FICO 8 looks at a single snapshot of your credit on the day your score is calculated. FICO 10T analyzes 24 months of behavior trends — whether your balances are going up or down, whether your payments are consistent, and how your utilization changes over time. FICO 10T also weighs late payments more heavily and can incorporate BNPL and rental payment data.

When will FICO 10T be used for mortgages?

FICO 10T is already being used by over 40 mortgage lenders for non-conforming loans as of February 2026. Full implementation across Fannie Mae and Freddie Mac (conforming loans) is expected by Q4 2026, with complete transition anticipated by 2027. Lenders currently have the choice between Classic FICO, FICO 10T, and VantageScore 4.0.

Will FICO 10T raise or lower my credit score?

It depends on your credit behavior over the past 24 months. If you’ve been consistently paying down debt and making on-time payments, your FICO 10T score will likely be higher. If your balances have been rising or you’ve missed payments, it will likely be lower. For most people, the change is less than 20 points in either direction.

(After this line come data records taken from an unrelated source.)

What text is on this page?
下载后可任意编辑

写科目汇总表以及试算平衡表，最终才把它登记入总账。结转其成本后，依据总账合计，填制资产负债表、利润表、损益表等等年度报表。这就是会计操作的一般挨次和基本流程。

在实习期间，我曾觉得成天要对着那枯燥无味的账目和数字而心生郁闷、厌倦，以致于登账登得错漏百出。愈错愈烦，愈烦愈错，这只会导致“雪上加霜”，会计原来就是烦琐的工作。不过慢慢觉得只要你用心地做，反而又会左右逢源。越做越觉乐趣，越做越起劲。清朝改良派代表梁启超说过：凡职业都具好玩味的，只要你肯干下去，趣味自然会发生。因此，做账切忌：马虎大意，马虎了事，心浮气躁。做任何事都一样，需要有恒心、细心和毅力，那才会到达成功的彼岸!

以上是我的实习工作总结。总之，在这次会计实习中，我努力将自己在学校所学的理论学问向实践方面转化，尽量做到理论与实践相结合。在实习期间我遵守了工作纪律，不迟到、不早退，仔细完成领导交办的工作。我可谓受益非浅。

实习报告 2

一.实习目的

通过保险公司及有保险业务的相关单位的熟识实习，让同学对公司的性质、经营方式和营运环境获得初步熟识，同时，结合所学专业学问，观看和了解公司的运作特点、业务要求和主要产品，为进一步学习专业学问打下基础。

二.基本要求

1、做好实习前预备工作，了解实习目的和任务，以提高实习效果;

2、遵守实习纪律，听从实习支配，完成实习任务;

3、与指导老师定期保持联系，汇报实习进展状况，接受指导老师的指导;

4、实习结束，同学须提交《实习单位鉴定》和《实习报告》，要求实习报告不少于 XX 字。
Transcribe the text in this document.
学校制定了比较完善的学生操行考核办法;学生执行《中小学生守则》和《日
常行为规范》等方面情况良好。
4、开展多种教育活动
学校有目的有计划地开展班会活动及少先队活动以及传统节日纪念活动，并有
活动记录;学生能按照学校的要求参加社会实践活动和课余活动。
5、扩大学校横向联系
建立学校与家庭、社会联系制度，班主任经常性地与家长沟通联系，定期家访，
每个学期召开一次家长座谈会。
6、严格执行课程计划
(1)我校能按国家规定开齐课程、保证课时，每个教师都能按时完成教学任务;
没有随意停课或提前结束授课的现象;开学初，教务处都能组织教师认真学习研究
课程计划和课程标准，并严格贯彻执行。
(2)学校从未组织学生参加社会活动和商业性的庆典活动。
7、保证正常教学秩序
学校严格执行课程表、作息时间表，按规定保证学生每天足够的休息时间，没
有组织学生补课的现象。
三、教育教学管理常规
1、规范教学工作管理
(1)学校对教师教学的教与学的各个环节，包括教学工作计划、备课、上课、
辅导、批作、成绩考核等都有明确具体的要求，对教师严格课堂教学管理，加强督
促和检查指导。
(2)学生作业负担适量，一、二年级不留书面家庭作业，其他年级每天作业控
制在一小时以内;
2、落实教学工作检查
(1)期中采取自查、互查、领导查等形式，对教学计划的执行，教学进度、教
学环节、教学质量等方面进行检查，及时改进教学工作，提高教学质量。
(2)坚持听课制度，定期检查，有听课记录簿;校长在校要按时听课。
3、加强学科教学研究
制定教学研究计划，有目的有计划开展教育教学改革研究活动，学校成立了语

Does FICO 10T track buy now pay later?

The FICO Score 10T BNPL variant does track buy now pay later activity from providers that report to credit bureaus. On-time BNPL payments can help your score, while missed payments can hurt it. Not all BNPL providers report yet — check with your specific provider.

How do I check my FICO 10T score?

The most direct way is through myFICO.com (paid subscription). Experian also offers access to FICO 10 models through some of their plans. Most free services like Credit Karma provide VantageScore, not FICO 10T. Check if your bank or credit card issuer specifies which FICO version they provide.